Like Philabuster, can't show the work, but we make 30, 40, 50, and 60 taper boring bars, lots of specials on those shanks plus HSK and Capto specials. Brazed carbide form tools, solid carbide specials, inserts, die and fixture components, a few molds, consumable weld tooling (electrodes), and other stuff I can't remember.

The company's website-

ClineTool
 
Ran a shop (while running the sheet metal cncs) for ten years doing metal fabrication for heat-treat equipment manufacturing.
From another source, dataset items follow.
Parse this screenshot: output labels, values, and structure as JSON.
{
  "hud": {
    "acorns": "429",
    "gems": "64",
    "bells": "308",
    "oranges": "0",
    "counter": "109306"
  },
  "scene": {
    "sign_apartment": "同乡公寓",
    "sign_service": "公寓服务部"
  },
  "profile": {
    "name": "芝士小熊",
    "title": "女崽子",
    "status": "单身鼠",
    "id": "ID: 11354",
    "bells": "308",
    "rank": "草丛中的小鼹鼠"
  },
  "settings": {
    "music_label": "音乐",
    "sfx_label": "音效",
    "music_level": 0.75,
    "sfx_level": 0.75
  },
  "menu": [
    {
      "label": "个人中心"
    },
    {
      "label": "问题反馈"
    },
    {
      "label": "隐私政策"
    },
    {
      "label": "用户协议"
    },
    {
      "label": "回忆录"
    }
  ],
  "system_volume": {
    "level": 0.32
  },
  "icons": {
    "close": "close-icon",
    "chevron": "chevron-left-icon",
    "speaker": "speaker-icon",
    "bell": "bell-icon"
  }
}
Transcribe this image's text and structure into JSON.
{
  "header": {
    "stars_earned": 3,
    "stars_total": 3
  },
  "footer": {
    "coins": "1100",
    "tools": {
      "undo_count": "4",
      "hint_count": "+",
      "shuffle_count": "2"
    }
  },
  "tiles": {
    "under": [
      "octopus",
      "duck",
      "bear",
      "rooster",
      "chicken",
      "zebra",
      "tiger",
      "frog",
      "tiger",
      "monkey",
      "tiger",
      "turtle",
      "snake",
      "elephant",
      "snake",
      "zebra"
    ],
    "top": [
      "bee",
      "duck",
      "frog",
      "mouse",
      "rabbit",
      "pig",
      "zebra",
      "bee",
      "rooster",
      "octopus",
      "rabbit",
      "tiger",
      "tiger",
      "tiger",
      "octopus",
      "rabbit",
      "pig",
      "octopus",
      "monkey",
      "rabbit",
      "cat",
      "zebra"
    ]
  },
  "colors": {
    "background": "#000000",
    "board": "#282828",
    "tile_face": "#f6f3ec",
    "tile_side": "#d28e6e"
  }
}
Got tired of the personnel management end of it, I just want to do metalwork, and now have my own fabrication/machining/forging shop. One man band.
 
30 year employee at an OEM manufacturing bulk material handling equipment Our plant has 150+ workers and a number of sales locations worldwide. I program, set up and operate any of our 15 CNC lathes. Mazaks, Haas, and a couple of Moris, in addition to operating manual lathes and mills.
 
Employee. We make agricultural research equipment.

I'm the main CNC mill and press brake programmer, moving (slowly) towards programming the lathe as well. I still run parts when necessary, and almost always run through the first article and new part prototyping phases. I'm also in charge of fixture design for the mills, but still learning a lot about SolidWorks so sometimes the ideas are slow to bring to reality.
 
At one point not too long ago I was management and future boss to a third generation family owned company. As of the first of the year I am just a regular old employee. Programmer and department head as well as the project engineer.